While only four pharmacotherapies are currently approved for the indication of AUD and their efficacy is small-to-moderate, the past two decades has seen extensive research on medications development for AUD. The neuropharmacology of alcohol is such that it targets multiple brain systems, thus offering unique challenges and opportunities. Research to date has focused primarily on medications targeting endogenous opioids and associated dopamine release in the ventral striatum, a brain region often implicated in the rewarding properties of alcohol and drugs. More recently however, increased attention has been paid to novel targets, such as CRF, ligand-gated ion channels, and the neuroimmune system. Medications in these novel drug classes are still early in their development and their potential efficacy remains unclear. The primary goal of this manuscript was to provide a perspective on medications development for AUD along with an illustrative review of the literature encompassing preclinical, human laboratory, and clinical trials. In order to provide an up-to-date survey of the field, medications undergoing testing were identified from clinicaltrials.gov and extensive literature searches were conducted. Tables were developed to characterize the medications and their purported mechanisms of action (Table 1), preclinical studies including animal models selected and results obtained (Table 2), human laboratory studies including experimental paradigms, population studied, and results (Table 3), and clinical trials, including abstinence period at study entry, treatment and dosing protocol, and results from primary outcomes (Table 4). Finally, a comparison across animal, human laboratory, and clinical trial findings was provided for pharmacotherapies for which three or more clinical trials were completed to date (Figure 1; Supplementary Table 1).

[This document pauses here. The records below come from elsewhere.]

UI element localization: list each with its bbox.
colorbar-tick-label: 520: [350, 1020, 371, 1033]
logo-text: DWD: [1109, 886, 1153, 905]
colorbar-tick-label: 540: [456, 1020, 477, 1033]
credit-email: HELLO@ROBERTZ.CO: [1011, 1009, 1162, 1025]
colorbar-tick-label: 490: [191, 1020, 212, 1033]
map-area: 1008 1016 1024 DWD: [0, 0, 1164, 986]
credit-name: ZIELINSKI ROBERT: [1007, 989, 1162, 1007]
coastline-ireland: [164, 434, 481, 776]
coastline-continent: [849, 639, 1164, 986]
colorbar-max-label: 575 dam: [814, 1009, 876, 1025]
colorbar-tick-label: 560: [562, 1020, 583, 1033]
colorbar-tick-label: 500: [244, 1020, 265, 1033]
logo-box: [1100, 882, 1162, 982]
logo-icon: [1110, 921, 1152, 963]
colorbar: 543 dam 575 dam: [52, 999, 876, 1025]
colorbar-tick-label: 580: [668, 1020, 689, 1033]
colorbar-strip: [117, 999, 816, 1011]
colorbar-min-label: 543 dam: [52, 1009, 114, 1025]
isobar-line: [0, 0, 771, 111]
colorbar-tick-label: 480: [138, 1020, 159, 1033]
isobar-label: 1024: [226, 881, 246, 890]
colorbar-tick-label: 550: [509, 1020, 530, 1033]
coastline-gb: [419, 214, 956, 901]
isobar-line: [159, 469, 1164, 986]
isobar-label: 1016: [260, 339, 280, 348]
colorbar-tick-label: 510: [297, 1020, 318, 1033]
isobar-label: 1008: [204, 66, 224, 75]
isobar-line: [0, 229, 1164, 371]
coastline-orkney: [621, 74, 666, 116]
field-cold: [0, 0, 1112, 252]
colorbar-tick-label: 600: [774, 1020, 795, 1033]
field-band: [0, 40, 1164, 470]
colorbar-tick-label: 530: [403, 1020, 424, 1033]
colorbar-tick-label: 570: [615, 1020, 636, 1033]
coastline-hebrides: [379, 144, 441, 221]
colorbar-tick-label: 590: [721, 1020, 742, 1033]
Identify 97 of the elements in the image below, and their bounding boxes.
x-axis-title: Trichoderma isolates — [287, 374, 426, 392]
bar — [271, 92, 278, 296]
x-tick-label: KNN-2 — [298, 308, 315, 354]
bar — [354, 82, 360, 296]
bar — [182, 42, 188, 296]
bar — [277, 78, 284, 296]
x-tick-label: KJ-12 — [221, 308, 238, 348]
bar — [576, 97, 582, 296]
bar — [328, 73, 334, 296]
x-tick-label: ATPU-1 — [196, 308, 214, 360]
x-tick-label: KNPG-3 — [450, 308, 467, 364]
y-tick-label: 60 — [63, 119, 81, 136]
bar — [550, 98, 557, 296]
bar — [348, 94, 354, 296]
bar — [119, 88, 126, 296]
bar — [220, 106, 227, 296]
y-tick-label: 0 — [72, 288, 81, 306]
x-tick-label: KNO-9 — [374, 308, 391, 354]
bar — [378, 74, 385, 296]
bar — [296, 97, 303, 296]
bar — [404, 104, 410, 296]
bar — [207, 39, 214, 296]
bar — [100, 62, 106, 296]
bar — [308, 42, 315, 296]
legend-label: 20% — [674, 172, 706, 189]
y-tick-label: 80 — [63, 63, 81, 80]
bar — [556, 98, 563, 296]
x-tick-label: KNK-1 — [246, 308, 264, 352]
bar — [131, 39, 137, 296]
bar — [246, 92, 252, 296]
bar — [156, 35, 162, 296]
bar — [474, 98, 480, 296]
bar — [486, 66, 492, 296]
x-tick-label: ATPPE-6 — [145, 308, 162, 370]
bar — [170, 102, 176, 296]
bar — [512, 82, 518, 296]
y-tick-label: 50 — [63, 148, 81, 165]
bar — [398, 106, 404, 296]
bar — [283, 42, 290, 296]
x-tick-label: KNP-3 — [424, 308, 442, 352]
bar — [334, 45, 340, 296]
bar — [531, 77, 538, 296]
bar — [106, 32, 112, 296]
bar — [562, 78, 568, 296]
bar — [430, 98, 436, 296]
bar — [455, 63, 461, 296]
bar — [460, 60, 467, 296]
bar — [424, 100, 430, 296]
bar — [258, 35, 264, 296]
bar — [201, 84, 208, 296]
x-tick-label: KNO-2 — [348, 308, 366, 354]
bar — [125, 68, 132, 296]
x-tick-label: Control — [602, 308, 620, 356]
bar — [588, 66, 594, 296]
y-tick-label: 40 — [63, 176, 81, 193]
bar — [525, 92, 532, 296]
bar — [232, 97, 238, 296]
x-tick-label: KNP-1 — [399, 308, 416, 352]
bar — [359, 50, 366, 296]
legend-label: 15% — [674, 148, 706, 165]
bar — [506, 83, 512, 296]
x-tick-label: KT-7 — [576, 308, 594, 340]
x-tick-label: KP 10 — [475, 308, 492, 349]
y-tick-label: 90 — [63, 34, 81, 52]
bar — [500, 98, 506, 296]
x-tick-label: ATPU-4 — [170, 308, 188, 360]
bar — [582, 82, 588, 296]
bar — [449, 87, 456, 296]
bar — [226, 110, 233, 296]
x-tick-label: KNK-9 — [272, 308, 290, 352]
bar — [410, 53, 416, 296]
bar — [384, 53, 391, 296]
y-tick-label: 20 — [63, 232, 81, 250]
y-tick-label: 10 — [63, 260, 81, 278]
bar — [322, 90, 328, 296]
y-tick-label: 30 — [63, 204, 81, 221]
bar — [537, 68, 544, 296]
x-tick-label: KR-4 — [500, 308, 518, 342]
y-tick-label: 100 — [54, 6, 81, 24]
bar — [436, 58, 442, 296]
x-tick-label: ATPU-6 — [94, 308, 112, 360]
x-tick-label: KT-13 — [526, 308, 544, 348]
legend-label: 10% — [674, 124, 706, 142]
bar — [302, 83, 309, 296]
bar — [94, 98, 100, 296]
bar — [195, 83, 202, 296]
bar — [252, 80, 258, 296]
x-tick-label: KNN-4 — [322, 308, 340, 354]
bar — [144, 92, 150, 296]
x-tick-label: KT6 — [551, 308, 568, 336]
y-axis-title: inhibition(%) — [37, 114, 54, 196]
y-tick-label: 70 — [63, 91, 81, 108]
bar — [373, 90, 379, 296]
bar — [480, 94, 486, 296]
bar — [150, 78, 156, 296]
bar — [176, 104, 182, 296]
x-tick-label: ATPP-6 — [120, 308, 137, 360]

This extensive effort towards covering a large body of research has allowed us to derive some important conclusions and recommendations for the field. While a critical interpretation of the studies summarized in the tables is provided at each level of analysis (i.e., preclinical, human lab, and clinical trials), some general conclusions can also be drawn. Specifically, there is a marked need for standardization of testing procedures at each level of medications development, including standard protocols for experimental paradigms, population characteristics (in both animal and human studies), and analyses of predefined primary and secondary outcomes. Such standardization would allow us to more effectively integrate results from various studies using both critical reviews of the literature as well as quantitative studies (i.e., meta-analysis). In addition, opportunities for studies that can more effectively detect ideal dosing and mechanisms of action were highlighted throughout the review. Finally, it is important to recognize that this review ends at the efficacy testing stage, namely clinical trials. The dissemination of these findings at the level of effectiveness studies and public health efforts represents an important next frontier from the development of efficacious medications. In the current health care context, only a very small minority of patients ever receive a medication for the treatment of AUD (Bates, 2005) and that dissemination of research findings to the clinical community represents a crucial step towards the ultimate goal of alleviating suffering from this prevalent and debilitating disorder.